History of project management in Australia
“Any profession of any standing knows where it came from and why,” says Pat Weaver, managing director of Mosaic Projects and sponsor of the Australian Institute of Project Management (AIPM) History of PM in Australia website.
The website is literally history in the making, tracing the beginnings of modern project management in Australia in the 1950s to the present through video anecdotes and insights from some of project management’s key players, past and present, as well as artefacts such as important documents and photographs scanned into a digital archive.
Solving a problem
AIPM Fellow Chivonne Algeo initiated the history project several years ago when, as then-chair of the AIPM’s Council of Fellows, she struck a problem. “I was trying to find some documentation in regard to the original date of incorporation and there were some conflicting sources of information. I thought ‘we need to capture this and put it into some sort of portal’.”
Initially conceived as a hardcopy book, the project had little traction with the Institute as it was not considered a priority so Algeo, also a senior lecturer in the School of the Built Environment at the University of Technology Sydney, set the project plan as an exercise for her students.
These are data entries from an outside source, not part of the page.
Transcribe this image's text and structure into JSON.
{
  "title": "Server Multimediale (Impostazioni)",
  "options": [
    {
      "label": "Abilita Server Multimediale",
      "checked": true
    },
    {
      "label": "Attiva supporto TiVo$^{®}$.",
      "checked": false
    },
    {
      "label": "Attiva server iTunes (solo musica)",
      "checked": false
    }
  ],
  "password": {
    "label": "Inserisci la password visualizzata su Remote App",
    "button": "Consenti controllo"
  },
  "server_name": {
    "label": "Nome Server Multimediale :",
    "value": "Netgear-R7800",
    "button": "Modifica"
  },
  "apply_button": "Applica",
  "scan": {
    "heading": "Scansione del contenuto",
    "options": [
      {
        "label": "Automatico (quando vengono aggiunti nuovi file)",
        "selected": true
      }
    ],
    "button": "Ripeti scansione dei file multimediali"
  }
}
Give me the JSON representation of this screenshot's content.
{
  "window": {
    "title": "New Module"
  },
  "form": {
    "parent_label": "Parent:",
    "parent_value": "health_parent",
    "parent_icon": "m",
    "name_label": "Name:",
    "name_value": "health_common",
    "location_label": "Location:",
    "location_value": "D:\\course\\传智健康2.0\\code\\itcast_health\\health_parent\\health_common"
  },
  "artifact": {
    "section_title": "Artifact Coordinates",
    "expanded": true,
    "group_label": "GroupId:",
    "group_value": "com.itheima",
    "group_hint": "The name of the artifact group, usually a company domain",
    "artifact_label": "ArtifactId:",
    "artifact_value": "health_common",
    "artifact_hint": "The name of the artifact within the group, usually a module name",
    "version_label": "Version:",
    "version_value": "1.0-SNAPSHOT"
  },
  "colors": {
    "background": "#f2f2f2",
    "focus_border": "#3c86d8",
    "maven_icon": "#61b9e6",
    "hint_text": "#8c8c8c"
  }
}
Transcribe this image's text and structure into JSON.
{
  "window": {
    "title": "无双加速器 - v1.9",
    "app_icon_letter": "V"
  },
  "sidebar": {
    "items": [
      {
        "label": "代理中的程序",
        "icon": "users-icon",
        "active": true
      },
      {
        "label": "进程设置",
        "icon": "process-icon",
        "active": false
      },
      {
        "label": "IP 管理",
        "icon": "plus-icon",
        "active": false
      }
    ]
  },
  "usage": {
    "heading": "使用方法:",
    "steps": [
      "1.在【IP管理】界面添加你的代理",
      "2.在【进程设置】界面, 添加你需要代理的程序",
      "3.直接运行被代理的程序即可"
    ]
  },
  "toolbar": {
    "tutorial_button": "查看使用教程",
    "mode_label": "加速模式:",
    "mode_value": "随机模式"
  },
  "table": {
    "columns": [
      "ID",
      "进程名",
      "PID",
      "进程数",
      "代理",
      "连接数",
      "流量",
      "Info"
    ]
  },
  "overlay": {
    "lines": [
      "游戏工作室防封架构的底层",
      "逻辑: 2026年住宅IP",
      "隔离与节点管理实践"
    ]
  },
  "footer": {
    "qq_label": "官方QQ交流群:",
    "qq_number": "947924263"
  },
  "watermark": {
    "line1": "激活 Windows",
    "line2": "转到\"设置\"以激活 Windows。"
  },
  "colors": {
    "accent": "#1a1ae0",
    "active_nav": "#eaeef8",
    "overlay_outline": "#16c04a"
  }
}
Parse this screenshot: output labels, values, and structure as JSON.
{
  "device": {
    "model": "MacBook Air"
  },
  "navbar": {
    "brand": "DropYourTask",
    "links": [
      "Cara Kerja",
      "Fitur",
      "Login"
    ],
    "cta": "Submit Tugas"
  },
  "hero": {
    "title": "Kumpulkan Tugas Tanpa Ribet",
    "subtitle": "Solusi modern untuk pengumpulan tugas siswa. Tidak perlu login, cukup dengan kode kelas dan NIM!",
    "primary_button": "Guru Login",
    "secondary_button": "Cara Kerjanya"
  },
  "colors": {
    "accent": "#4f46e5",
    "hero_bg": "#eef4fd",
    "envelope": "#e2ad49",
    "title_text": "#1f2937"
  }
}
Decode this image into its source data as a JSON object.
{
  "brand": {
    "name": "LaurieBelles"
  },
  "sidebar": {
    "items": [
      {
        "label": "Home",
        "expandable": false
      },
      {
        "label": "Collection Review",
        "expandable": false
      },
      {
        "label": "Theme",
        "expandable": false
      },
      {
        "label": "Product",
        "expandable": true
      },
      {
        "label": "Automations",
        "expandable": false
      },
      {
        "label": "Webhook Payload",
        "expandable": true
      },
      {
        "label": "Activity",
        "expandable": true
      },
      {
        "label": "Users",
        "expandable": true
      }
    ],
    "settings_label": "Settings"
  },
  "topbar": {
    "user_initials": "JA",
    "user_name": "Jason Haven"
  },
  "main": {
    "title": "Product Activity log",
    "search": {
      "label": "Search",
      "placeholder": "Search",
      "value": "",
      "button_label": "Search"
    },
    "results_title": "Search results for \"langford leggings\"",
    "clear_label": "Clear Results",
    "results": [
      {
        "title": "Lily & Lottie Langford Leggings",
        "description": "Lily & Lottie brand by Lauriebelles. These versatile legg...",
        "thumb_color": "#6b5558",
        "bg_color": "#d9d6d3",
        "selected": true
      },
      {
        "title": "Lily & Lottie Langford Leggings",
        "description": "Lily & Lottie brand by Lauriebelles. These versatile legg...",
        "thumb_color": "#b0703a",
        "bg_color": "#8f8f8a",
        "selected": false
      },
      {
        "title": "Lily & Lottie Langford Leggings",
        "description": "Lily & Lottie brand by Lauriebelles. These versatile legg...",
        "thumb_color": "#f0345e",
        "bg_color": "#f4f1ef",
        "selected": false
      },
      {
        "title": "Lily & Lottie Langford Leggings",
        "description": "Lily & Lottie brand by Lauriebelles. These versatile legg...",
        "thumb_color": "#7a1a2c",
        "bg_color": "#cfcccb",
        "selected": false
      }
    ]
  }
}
One student suggested developing an ebook instead of a hardcopy book.
After further investigation that found the ebook to be too unwieldy and expensive, the team settled on a microsite on the AIPM website, which would enable the AIPM to host a central repository for artefacts and upload relevant material as it came in. “It couldn’t be a hard copy book because it was a living history. It was going to be continually created,” explains Algeo.
At this stage, the AIPM provided in-kind support in the form of its Western Australia chapter coordinator Martine Peasley, who it allowed to work on the project for 20 hours a month in addition to the voluntary time provided by core team members Algeo and AIPM Fellow Dr Bill Young. When the project evolved from an archive of artefacts to capturing oral history, Peasley coordinated the recording and editing of interviews.
Algeo started with some documentation she had received from Bruce Hovey, one of the founders of AIPM predecessor, the Project Managers’ Forum but was delighted when others came forward with more material, including a briefcase that once belonged to AIPM Life Fellow Brian Kooyman, donated by his widow Jenny, and documents from the late Brian Doyle sent in by his daughter, plus a box from Weaver.
“Several years ago I’d inherited from Brian Doyle a large box that I hadn’t particularly wanted to go through for emotional reasons, but I knew it had a lot of stuff in there around AIPM,” says Weaver.
In addition to a longstanding interest in project management history, he says he sponsored the project to prevent history from slipping away. “Project management being ‘young’ hasn’t understood a lot of its history and a lot of the really key players are either dead or very close to it. We’re fundamentally losing what first created project management from the 1950s forward.”
Past, present, future
Larger project management organisations such as the Association of Project Management in the UK and the Project Management Institute, which began in the USA, have well-documented histories and the site aims to provide the same resource for Australian project managers, regardless of whether they are AIPM members.
“It’s a wonderful resource for people in the industry. They might be practitioners, students or they might researchers, academics, who might want to find out what actually happened in Australia in the 1960s, for example,” says Algeo.
But it’s not just about what has happened. History should also be part of knowledge management, lessons learnt project managers can use today. “It’s not about dusty old books on a shelf, it’s about being able to keep that story going forward,” she says. “What frustrates me incredibly is when we see people who come up with ‘new’ initiatives when a decade earlier it was something that existed but collective memory is lost. People in the future can build their knowledge on what already exists and not have to recreate that knowledge.”
It is also what Weaver hopes the repository will achieve. “Trying to understand how things became the way they are is the fundamental underpinning of working out where you want to go in the future,” he says.
On another note, he hopes it will also dispel some of the myths around the origins of project management, particularly his pet bugbear about Henry Gantt being the father of project management. “Myths are very hard to kill off once they are established,” he says.
Algeo believes author Edward Carr put it best: “History begins with the handing down of tradition; and tradition means the carrying of the habits and lessons of the past into the future,” wrote Carr in What is History?. “Records of the past begin to be kept for the benefit of future generations.”